My father made an interesting point the other day, which made me think of Zandria’s thoughtful post (Making Goals: Say “I Will”), when he commented on how busy he seems to be now that he’s going back to university after retiring a few months ago. Then he remembered that when I was just a baby, he had taken a year off of work so that he could go to university. He had been taking 5 courses, commuting an hour each way every day to school, and also been taking care of 2 small children at the same time as my mum was working as a vet. And yet somehow, they had effectively prioritized so that it all worked out. And now he is wondering how he ever managed to do all of that when his current workload seems so daunting!
It’s really fascinating, the limits that we put on ourselves. We tell ourselves that we can’t do things or else we are doubtful of our abilities. Our lives are too busy to accommodate for anything else. No one else is as busy as we are!
This is the story that we tell ourselves. And yet. We are capable of so much more.
This year I’m taking 4 courses, working 3-4 days a week, moving into a new apartment, writing A LOT, and working on seeing if I can get into some editing business as well as work with some publications. I also want to fit in lots of cooking, exercising, reading, and playing into my life. To me, that seems like a rather full amount of things I will (thanks, Zandria!) do. But talking to loads of other people, I know that most people easily have the same amount of stuff on their plate as me and many others have far more things to do. Take for example my sister: she’s moving apartments, has become the Comments Editor for the school paper, works as a waitress, works as a receptionist, is taking a bunch of seminar courses at university, and somehow she manages to also have an awesome social life. And she organizes her time and money to accomplish all of this so she maintains high grades and can go traveling when she chooses.
What I’m really trying to get at is that you can do it. It might get to the point where you really believe that you are unable to do what you want to do, but with proper time management and a really careful look at what you want to prioritize, your options are endless, you can exceed your own expectations and go beyond your limitations.
The other thing I’m trying to get at?
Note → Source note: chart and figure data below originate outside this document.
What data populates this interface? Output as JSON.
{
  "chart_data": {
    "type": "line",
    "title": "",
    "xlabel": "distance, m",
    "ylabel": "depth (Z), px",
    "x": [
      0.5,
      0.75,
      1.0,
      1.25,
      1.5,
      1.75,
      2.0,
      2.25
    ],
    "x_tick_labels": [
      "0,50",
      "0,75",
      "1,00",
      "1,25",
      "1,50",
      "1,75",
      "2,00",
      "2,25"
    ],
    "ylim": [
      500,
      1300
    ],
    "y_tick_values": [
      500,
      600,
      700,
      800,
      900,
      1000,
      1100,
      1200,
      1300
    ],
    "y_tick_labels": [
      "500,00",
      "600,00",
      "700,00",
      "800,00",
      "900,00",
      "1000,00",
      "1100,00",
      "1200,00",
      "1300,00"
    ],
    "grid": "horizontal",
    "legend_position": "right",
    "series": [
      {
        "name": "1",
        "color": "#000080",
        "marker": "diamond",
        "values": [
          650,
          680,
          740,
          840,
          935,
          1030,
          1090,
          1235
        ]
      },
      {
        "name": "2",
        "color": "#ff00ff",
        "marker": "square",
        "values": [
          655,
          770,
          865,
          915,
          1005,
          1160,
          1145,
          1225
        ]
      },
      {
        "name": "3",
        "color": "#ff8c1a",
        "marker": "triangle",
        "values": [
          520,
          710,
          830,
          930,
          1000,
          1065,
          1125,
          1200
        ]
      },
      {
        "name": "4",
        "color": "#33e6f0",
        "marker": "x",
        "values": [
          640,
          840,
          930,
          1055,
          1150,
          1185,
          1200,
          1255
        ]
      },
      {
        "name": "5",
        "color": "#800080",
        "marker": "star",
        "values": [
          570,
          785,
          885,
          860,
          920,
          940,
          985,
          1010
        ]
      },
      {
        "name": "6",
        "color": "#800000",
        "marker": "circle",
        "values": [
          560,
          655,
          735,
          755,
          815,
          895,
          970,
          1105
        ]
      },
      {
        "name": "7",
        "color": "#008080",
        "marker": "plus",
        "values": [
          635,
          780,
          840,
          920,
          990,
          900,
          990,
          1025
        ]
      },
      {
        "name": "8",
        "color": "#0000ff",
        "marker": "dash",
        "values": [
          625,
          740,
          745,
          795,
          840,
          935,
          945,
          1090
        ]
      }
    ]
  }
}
Be grateful that you aren’t as overloaded as other people! There’s always going to be someone who has more things to do than you, and they are able to do it. Therefore, you can do it too! I find people like my sister to be inspiring (and I swear I’m not just saying that to butter her up so that she’ll help me move boxes).
By the way- remember that confusing 2 lbs loss I was telling you about? Well, I weighed myself again today and I’m back up those 2 lbs. Considering that I have steadily been this weight since about April, I’m pretty sure that this is my body’s way of saying “This is the weight we like, and this is where you are staying”. Which is just fine with me. The body is so incredibly smart like that!